Expanding dairy farmers drive interest in TAMS grants (cubicles, bulk tanks, parlours all popular)
Both the new Young Farmers Capital Investment Scheme and the Dairy Equipment Scheme, have been launched in recently as part of the new Targeted Modernisation Schemes (TAMS II) to be launched under the new Rural Development Programme 2014-2020, is now open.
The Young Farmers Capital Investment Scheme offers 60% grant aid to eligible farmers and the Dairy Equipment Scheme, open to all farmers, who meet the general eligibility criteria, offers a standard rate of aid of 40%. For more information on TAMS farm building grants click here
Brady says his consultancy business is working on a significant number applications for interested farmers and has seen both young and more established farmers come though its doors
“We are seeing a lot of interest from dairy guys expanding, both young and old.
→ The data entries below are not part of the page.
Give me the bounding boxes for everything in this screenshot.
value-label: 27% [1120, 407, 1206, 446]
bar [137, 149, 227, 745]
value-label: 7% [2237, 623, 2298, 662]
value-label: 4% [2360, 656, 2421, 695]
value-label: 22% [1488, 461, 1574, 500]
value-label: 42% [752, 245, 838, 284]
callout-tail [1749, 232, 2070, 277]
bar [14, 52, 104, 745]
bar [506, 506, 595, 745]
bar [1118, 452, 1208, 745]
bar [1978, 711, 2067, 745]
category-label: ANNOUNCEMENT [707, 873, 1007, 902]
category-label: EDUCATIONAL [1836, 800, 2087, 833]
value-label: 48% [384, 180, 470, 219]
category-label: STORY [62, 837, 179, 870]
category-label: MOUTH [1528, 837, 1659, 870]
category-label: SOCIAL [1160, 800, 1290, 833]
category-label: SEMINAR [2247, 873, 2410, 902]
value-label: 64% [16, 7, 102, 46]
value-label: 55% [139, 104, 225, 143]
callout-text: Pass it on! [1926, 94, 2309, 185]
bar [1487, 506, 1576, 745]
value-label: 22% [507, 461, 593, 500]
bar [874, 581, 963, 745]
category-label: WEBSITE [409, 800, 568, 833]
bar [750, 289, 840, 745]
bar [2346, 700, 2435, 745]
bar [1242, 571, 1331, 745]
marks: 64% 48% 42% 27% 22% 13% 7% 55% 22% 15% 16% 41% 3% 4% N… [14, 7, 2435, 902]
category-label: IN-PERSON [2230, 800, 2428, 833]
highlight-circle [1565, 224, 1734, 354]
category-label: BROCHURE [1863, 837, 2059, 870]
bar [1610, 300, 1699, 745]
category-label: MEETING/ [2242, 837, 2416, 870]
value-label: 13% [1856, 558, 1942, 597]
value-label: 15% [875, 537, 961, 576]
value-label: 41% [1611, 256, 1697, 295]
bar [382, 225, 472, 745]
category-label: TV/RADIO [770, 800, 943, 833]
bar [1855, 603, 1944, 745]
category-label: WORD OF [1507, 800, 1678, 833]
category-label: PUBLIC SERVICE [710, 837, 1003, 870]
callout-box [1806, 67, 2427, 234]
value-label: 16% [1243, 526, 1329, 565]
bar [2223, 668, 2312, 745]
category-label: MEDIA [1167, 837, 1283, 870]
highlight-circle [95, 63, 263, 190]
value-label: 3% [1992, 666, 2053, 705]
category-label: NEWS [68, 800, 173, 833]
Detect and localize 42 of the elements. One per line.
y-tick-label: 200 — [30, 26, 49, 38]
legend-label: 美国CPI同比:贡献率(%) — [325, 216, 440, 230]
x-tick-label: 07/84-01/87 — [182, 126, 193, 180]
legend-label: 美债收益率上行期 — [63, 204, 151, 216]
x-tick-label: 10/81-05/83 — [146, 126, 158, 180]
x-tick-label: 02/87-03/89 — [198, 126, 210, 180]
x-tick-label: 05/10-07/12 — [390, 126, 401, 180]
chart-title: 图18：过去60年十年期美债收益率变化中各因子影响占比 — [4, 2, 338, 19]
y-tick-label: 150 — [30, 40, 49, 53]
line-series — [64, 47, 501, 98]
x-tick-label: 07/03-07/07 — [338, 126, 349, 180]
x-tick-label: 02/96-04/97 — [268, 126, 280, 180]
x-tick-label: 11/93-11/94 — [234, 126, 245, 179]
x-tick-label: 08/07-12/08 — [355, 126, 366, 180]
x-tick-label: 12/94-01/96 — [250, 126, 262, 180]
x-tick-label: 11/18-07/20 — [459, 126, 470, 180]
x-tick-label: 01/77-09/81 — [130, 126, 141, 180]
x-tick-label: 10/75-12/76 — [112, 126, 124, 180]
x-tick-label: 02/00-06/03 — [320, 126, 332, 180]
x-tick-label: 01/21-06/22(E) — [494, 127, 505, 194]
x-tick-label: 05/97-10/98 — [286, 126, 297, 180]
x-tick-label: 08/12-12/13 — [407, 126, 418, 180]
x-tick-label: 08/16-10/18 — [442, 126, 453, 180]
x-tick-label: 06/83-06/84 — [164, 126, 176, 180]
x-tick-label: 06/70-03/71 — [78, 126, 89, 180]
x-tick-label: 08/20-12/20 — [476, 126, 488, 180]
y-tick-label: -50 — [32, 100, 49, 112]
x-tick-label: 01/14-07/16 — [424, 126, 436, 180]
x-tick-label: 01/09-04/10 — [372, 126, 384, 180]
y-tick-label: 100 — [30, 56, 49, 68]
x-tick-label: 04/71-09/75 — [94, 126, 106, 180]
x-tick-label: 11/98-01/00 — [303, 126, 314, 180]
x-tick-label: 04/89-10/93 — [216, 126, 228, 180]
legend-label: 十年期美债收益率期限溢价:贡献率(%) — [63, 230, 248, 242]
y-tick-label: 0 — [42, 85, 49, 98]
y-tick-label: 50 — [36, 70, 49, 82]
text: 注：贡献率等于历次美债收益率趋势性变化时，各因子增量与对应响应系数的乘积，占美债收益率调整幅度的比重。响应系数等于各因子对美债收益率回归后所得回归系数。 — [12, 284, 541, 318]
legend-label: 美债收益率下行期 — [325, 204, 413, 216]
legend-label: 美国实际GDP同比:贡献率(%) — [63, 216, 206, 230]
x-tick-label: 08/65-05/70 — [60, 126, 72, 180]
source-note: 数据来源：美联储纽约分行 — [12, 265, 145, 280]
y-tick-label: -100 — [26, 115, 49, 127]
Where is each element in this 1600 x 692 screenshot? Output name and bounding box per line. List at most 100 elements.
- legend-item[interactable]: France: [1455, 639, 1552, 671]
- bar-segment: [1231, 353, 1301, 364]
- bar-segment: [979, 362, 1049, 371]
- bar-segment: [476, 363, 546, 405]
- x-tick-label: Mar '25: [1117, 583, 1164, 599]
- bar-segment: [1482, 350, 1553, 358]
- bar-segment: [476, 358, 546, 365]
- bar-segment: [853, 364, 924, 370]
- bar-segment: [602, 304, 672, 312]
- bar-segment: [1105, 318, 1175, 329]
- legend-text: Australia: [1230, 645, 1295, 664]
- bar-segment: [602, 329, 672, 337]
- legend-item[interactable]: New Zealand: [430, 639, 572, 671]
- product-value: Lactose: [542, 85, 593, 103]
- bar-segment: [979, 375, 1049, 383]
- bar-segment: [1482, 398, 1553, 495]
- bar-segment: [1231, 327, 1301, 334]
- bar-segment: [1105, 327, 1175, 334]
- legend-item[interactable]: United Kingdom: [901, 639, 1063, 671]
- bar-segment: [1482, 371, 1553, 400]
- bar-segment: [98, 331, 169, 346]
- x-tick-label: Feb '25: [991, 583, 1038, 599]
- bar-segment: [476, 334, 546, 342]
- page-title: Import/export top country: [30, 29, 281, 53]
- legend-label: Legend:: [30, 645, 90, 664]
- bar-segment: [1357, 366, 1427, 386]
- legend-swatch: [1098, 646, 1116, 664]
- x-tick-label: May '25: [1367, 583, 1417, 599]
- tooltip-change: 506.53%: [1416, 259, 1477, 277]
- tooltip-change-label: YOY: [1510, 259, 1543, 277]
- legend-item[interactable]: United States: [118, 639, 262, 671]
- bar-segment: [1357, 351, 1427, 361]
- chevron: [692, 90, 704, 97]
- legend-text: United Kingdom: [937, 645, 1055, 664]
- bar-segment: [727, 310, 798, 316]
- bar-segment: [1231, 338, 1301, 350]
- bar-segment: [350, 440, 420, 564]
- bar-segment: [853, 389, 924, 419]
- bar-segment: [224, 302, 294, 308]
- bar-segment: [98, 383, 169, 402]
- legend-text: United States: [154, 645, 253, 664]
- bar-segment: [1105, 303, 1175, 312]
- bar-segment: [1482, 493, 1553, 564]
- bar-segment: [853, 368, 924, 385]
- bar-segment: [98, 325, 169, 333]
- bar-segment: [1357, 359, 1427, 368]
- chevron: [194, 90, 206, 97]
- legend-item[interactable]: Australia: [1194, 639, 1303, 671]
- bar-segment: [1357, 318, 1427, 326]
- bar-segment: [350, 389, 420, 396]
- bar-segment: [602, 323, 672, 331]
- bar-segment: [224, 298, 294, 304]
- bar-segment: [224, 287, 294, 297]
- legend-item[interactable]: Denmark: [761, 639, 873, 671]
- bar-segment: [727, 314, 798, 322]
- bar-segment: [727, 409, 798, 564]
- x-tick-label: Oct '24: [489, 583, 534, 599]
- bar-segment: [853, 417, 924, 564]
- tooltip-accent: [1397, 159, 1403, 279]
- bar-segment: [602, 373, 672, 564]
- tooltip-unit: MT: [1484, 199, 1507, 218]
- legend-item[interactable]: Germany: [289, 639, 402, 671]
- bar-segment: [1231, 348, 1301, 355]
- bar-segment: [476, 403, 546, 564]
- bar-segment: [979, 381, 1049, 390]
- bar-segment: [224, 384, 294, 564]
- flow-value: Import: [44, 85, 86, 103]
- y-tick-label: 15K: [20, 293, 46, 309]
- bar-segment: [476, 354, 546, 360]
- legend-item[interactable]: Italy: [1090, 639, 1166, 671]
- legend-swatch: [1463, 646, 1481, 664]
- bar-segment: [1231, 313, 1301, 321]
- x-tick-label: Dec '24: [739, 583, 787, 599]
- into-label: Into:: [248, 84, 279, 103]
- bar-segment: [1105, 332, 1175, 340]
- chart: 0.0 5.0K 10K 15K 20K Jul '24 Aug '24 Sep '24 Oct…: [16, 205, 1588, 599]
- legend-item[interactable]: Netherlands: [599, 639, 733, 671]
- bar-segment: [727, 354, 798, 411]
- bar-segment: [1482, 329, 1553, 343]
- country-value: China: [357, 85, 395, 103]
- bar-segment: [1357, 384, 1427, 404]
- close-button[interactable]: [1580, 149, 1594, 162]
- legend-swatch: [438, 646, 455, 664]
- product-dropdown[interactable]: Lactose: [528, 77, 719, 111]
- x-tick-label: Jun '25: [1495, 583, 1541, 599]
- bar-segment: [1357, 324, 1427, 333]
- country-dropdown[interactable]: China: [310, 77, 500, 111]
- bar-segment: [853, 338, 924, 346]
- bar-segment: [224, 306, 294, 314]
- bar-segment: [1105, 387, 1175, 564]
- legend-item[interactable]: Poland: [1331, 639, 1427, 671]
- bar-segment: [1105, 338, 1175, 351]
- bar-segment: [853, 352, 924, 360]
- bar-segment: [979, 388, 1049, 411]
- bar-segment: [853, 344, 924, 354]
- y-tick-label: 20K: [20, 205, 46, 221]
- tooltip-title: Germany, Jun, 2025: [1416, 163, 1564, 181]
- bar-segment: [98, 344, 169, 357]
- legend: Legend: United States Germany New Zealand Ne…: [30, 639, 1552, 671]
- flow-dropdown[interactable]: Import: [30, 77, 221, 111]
“The most common investments are bulk tanks, extra cubicles, slurry storage capacity and parlours,” he said.
In terms of the size of investments, Brady said the projects are ranging from a simple bulk tank replacement to full dairy and animal housing units.
“A small job would just be a bulk tank. However, we have projects which include 100 extra cubicles and slurry storage. There has also been a number of just straight parlours.
“The biggest investments so far have been over €300,000,” he said.
Concerns have been raised that often grant schemes such as TAMS and its predecessor the Farm Waste Management Scheme see farmers made pay excessive sums of money for work that in an non grant-aided environment may cost much less.
However, according to Brady, this is inevitable when schemes such as TAMS come along.
“Price inflation around grants is inevitable.
“When farmers first talk to a builder first thing they will be asked is if this for the grant or not?
“The result will be two different quotes, that is just the way it is,” he said.
Many farmers decided to miss the boat
Brady also said that he has dealt with a number of farmers who decided to push ahead with their investment last year.
“We had a lot of guys ready to go last year and everybody was waiting for news on the grant.
“A lot of guys just drove on last year without the grant. Guys were receiving good milk at the time and there was little talk that that would change.
“Quotas were going and some guys were just mad to move ahead with their projects,” he said.